Komurasaki of the Kadotamaya with Attendants Hatsune and Utano
- Date:
- c. 1790
- Medium:
- Color woodblock print; oban
- Source:
- Art Institute of Chicago
Description
Komurasaki of the Kadotamaya with Attendants Hatsune and Utano, dated 1785 in the Art Institute of Chicago, is one of Chōbunsai Eishi's named-courtesan portraits from the same campaign of 1780s prints that introduced his refined version of the Yoshiwara to print collectors. Komurasaki was a celebrated oiran of the Kadotamaya house, and the inclusion of her young attendants Hatsune and Utano follows the convention of presenting the leading courtesan as the head of a small visual retinue. Eishi's Chobunsai school treatment shows in the deliberately tall, slim proportions of the figures and in the long, calm curves of the contour lines, both inherited and refined from the influence of Torii Kiyonaga and informed by Eishi's earlier training in the Kano studio of Eisen'in Michinobu.

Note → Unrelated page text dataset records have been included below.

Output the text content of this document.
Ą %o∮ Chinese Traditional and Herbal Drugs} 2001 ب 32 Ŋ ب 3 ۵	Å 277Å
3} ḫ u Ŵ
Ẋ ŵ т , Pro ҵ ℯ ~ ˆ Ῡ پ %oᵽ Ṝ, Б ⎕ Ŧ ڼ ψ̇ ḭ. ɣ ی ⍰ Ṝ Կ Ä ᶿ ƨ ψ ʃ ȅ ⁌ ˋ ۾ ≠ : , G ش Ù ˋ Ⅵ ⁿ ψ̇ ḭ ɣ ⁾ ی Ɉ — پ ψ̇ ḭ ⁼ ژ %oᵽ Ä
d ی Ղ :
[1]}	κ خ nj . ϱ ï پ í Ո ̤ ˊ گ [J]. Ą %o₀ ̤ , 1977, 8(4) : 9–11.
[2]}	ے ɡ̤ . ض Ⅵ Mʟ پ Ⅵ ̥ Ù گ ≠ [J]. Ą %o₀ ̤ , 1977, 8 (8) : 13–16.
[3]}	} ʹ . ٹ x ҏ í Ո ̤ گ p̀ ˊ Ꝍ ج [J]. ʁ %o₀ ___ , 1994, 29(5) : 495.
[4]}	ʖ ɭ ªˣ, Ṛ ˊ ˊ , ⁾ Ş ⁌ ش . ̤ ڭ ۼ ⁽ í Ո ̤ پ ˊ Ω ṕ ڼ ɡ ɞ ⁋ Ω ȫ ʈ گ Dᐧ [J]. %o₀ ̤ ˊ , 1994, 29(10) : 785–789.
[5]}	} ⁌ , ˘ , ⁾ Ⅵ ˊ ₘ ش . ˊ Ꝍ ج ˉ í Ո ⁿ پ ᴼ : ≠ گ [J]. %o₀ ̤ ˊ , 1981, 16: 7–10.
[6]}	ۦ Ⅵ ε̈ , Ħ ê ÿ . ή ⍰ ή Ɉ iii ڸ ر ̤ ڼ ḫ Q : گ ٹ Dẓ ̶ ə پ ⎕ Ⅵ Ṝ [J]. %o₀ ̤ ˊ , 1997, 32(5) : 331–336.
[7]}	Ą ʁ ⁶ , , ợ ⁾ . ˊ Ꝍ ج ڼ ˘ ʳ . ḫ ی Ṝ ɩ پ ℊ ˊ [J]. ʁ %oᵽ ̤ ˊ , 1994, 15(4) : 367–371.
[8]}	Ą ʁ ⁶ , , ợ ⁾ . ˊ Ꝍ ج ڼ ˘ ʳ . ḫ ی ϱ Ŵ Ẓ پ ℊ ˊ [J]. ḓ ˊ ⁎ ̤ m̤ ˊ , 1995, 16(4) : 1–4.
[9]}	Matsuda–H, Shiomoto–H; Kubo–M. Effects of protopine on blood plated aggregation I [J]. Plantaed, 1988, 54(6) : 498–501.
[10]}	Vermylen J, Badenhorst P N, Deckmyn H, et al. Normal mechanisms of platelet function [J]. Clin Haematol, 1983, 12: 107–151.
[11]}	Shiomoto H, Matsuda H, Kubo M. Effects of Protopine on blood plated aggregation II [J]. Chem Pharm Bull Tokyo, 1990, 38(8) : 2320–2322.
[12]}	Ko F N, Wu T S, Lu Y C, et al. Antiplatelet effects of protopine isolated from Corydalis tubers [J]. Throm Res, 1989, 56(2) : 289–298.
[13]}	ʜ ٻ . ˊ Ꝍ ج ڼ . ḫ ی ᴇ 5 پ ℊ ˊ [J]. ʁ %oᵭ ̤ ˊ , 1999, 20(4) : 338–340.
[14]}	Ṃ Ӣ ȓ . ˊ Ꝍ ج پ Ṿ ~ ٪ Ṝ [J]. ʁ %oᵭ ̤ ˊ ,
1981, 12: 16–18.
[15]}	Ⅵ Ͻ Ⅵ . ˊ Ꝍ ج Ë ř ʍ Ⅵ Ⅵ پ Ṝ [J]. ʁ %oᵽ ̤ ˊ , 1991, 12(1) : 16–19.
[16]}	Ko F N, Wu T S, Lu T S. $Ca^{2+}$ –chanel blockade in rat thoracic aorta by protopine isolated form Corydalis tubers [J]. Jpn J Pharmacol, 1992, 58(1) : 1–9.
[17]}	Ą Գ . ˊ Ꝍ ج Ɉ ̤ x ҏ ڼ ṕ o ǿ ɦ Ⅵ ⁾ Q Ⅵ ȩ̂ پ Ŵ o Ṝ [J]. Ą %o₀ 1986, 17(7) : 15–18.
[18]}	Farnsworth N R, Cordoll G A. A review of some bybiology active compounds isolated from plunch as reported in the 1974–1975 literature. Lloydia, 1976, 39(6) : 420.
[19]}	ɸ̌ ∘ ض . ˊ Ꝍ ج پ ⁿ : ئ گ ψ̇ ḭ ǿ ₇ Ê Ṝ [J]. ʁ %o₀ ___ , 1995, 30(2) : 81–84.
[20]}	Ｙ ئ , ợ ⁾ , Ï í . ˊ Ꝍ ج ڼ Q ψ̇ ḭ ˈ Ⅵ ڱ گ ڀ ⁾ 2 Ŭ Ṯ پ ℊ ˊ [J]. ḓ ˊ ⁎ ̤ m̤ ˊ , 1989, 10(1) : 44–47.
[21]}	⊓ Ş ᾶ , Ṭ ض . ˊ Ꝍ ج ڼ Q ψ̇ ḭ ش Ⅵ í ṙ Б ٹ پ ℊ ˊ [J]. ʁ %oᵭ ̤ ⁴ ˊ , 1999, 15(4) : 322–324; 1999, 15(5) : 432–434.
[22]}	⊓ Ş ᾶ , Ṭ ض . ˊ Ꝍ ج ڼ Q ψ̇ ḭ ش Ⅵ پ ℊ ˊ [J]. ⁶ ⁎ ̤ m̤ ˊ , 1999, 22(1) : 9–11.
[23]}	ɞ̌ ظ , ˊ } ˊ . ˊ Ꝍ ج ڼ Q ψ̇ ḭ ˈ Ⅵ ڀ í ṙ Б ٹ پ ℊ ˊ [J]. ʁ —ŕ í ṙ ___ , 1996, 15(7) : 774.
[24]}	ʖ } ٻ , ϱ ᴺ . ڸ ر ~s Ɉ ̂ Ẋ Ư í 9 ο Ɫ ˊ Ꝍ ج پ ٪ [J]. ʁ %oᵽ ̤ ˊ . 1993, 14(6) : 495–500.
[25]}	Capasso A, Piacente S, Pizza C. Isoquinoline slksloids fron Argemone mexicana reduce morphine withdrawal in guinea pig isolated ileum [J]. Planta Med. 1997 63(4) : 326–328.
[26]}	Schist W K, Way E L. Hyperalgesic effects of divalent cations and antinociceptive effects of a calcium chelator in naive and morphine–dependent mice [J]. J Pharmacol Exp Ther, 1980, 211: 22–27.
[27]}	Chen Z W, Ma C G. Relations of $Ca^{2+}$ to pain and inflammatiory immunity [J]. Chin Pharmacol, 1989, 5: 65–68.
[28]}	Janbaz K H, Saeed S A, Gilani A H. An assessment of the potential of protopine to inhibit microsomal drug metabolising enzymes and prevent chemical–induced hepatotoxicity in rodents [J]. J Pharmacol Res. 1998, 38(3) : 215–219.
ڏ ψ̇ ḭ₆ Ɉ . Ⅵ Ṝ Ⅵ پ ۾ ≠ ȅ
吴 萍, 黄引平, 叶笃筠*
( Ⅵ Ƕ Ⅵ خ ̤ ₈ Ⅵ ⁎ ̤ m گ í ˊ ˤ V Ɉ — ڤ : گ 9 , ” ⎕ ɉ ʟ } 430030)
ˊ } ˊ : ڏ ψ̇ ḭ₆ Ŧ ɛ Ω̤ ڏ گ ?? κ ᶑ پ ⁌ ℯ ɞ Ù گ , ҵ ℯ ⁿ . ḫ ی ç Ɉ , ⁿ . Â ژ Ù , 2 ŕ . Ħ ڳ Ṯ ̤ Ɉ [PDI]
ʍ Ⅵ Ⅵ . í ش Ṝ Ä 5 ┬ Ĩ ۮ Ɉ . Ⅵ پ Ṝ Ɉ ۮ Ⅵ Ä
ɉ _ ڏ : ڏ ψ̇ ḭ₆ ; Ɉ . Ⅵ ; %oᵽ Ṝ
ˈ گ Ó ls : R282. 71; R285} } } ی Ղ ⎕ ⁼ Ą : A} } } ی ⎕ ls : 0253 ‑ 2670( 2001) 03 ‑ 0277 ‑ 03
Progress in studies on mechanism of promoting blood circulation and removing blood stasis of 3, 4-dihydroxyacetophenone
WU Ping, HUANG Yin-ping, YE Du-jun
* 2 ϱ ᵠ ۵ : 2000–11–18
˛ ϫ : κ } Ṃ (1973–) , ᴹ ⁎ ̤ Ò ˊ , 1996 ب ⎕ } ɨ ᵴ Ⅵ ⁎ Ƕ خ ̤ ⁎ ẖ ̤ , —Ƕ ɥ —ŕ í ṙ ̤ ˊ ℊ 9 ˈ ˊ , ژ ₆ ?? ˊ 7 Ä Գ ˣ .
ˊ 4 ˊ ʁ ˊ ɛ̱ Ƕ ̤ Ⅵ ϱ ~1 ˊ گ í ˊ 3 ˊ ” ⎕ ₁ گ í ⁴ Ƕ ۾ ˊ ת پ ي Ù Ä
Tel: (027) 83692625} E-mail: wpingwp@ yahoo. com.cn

The composition arranges Komurasaki frontally as the principal axis, with her attendants oriented to support rather than compete with her presence, an arrangement consistent with the social hierarchy of the quarter and with Eishi's preference for measured grouping. Color is held in a restrained palette so that the patterned textiles of the courtesan's robes carry the visual weight, signaling rank and identity in a way that contemporary viewers would have read fluently. The Art Institute of Chicago records the 1785 date and the identification of all three figures by name, marking the impression as a documentary as well as artistic record of one of the major Yoshiwara houses at a key moment in Edo [bijin-ga](/glossary/bijin-ga).